The exertion that so rightly accompanies lovemaking requires your muscle to work, and they burn energy by oxidising blood sugar. Afterwards, your blood sugar is low, making you feel hungry. Simple. Go easy on the saturated fats, Romeo.

Why you get gut feelings
Your boss may look like a worn-out Bryan Ferry, but his throw-away remark about streamlining gives you a funny feeling in your tummy, and that feeling's never, ever wrong. It's a primitive fight-or-flight response.

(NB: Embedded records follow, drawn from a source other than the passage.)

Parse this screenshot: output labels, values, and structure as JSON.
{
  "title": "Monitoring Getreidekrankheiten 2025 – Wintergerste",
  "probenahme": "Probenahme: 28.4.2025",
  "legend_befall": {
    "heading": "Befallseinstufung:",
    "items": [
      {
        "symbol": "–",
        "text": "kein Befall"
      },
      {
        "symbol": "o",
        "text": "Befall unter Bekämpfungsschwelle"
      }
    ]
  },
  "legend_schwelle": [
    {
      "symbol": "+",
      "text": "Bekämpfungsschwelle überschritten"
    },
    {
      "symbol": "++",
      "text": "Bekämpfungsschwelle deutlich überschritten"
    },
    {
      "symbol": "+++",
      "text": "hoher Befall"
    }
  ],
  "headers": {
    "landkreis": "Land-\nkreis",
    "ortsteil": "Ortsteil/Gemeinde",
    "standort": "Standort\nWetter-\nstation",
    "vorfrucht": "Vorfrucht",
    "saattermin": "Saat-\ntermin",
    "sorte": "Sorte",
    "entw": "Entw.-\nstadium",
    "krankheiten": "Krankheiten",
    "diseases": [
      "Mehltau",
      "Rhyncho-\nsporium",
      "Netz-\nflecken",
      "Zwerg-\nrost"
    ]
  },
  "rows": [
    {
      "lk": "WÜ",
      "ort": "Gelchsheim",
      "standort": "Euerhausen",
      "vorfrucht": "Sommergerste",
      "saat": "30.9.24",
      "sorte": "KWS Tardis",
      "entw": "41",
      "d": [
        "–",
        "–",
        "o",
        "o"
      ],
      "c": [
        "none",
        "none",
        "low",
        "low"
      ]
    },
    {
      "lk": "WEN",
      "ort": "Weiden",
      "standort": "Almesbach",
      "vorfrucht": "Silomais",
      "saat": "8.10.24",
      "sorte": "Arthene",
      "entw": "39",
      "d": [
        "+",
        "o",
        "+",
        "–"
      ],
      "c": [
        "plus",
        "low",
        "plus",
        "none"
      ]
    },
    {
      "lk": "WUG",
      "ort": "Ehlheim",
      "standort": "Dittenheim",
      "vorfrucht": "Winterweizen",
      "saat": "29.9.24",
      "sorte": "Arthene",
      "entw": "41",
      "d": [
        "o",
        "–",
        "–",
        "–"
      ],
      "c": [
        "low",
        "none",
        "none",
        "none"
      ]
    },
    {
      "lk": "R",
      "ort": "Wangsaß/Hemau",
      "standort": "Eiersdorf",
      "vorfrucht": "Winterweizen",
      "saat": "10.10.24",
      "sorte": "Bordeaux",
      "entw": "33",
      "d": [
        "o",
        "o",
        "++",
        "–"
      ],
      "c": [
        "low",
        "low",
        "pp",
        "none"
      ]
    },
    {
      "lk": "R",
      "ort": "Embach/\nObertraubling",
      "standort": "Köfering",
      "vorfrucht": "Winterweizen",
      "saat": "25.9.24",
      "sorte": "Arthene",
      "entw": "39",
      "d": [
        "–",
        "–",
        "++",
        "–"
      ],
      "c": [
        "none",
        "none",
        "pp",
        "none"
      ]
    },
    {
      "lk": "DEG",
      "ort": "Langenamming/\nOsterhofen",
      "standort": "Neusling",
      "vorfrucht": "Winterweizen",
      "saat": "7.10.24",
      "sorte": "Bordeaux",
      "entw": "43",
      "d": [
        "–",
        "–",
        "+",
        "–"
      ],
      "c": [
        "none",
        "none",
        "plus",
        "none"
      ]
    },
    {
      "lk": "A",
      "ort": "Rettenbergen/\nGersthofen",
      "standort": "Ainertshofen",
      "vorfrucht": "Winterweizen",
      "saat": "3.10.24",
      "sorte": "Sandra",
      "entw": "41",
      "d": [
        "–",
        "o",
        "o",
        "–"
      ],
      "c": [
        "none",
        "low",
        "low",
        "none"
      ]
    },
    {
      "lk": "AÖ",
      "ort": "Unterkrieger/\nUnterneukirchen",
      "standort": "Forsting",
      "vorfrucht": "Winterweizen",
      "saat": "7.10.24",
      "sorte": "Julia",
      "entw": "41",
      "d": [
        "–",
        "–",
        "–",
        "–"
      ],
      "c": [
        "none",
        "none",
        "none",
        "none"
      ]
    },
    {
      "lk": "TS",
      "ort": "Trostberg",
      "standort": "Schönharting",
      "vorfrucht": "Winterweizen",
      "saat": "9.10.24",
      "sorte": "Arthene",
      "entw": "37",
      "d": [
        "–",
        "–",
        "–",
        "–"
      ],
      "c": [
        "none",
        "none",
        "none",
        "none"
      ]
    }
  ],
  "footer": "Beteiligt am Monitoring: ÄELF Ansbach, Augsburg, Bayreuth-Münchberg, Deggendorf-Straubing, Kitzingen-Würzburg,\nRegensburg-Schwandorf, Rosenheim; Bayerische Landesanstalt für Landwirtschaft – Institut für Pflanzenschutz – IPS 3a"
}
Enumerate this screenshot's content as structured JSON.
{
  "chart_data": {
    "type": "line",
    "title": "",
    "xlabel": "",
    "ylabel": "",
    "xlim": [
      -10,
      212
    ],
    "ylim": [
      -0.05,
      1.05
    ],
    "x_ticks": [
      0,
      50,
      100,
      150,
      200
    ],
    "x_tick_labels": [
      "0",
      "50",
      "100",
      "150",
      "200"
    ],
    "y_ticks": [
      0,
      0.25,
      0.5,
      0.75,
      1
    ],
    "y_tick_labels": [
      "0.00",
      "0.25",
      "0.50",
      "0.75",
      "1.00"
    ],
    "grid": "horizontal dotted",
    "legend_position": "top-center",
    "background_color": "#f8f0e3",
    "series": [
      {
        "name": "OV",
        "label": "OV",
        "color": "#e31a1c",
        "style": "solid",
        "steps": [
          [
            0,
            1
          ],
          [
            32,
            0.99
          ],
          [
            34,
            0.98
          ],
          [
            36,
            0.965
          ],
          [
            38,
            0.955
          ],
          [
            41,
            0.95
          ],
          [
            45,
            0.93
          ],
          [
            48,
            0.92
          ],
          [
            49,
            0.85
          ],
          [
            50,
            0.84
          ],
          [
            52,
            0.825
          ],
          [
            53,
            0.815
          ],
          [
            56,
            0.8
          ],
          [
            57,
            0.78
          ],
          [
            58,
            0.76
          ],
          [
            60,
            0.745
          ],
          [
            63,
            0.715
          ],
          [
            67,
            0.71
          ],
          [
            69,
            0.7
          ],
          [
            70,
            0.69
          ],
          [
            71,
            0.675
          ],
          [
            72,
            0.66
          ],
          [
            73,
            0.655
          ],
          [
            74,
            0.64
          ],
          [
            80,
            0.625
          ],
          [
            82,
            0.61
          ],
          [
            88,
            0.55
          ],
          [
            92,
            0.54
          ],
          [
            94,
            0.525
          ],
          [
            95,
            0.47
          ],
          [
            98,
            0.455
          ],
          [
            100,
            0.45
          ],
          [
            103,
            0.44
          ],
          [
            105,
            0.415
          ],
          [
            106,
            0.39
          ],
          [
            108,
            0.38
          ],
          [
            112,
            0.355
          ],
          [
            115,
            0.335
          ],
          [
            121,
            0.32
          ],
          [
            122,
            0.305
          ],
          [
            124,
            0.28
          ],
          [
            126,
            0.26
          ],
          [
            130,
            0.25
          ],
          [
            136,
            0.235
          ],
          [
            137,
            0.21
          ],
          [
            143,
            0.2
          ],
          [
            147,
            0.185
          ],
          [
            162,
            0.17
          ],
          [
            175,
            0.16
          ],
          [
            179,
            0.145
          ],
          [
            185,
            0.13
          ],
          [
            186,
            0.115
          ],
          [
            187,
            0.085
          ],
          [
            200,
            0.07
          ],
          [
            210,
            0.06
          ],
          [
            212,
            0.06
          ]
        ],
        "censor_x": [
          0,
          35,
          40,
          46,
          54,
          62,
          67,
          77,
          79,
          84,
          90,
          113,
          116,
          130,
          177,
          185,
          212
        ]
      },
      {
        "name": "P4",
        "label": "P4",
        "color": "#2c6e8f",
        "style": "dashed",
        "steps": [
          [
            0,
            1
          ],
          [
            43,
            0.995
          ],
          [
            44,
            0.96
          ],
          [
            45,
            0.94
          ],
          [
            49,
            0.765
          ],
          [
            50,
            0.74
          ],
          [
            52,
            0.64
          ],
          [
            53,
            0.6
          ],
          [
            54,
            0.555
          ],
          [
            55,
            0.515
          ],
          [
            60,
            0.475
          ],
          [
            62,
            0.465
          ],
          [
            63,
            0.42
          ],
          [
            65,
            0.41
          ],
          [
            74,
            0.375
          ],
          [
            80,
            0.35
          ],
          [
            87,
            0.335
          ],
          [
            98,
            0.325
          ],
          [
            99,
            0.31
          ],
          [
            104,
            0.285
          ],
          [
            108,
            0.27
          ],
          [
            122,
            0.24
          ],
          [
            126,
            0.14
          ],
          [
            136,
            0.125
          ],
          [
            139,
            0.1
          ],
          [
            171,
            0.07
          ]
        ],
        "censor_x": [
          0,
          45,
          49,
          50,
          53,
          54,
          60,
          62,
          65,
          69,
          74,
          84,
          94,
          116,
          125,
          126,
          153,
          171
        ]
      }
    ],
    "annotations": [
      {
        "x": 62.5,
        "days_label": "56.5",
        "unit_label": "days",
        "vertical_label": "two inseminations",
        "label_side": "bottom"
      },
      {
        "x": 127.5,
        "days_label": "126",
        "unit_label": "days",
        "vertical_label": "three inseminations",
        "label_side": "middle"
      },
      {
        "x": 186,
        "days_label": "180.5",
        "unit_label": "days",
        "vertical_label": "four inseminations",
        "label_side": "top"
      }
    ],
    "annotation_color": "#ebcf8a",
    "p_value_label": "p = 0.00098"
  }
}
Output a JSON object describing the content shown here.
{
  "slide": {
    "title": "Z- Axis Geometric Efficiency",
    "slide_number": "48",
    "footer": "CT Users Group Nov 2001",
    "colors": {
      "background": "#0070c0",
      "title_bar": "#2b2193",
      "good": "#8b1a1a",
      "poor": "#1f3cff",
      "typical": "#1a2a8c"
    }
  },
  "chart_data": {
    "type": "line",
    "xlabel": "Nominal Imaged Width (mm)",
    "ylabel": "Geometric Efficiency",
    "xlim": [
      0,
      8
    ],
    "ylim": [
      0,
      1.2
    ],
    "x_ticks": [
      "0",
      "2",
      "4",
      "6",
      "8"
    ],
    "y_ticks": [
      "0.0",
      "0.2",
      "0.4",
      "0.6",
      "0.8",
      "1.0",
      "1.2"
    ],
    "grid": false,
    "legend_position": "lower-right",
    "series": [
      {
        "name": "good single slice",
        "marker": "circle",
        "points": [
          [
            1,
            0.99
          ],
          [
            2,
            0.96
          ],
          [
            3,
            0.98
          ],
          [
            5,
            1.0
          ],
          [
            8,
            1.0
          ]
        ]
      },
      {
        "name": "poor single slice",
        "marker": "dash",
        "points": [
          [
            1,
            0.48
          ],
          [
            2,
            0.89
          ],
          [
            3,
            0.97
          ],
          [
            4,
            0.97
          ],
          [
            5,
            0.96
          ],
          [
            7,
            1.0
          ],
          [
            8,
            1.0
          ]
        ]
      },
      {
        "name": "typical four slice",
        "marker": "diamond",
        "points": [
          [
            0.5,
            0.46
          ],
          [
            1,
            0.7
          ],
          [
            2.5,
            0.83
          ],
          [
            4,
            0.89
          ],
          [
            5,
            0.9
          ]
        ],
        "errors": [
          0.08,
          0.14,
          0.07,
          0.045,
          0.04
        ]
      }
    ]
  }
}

Just like Clint Eastwood's jaw clenching and unclenching in the classic Hollywood “slow burn” as Bruce Dern walks into the saloon, your brain sends a message down a secure phone line to a veritable Pentium IV network of nerve cells in your belly called the enteric nervous system.

When you're nervous or even aroused, your belly can produce sounds that would make a plumber reach for his calculator. The enteric nervous system is telling your digestive system to clear the decks for action, be it amorous, combative or simply asking young Lucy out.

Why you yawn when you exercise
You probably noticed this, especially when you were last unfit - oh, ten years ago. Your workout's under way when suddenly you start yawning like you're sitting through Police Academy reruns. It's a shortage of oxygen resulting from being a couch potato. It's the same thing that makes you sigh deeply occasionally (that and Kerry MacGregor).

Why your limbs “go to sleep”
You always thought this was because your girlfriend's head on your arms shut off the blood supply to the lower limb. Wrong. It's something called referred sensation and it happens when a nerve is compressed, then bounces back into the right shape.

Your brain goes "Ah, incoming mail," and by the time it realises it's just neurological spam, the tingling passes and you wonder what all the fuss was about. Either that, or you admit defeat and fetch you girlfriend a pillow.

Why you hear mosquitoes inside your head
It's called tinnitus, a basket term for a number of conditions that produce a number of noises, mostly of the high-pitched, Isobel-Jones-infotainment sort, but also some clicking, pounding ones, like crickets playing castanets.

It's most likely because you have nerve endings in the ear that have been frazzled by too much Massive Attack and are sending gibbering pleas for mercy to your brain, which your brain interprets as external sounds. When you hear the whine, look around for mozzies, infotainment or alien motherships.

If you see none of the above, resolve to give your ears a little time out from your new stereo.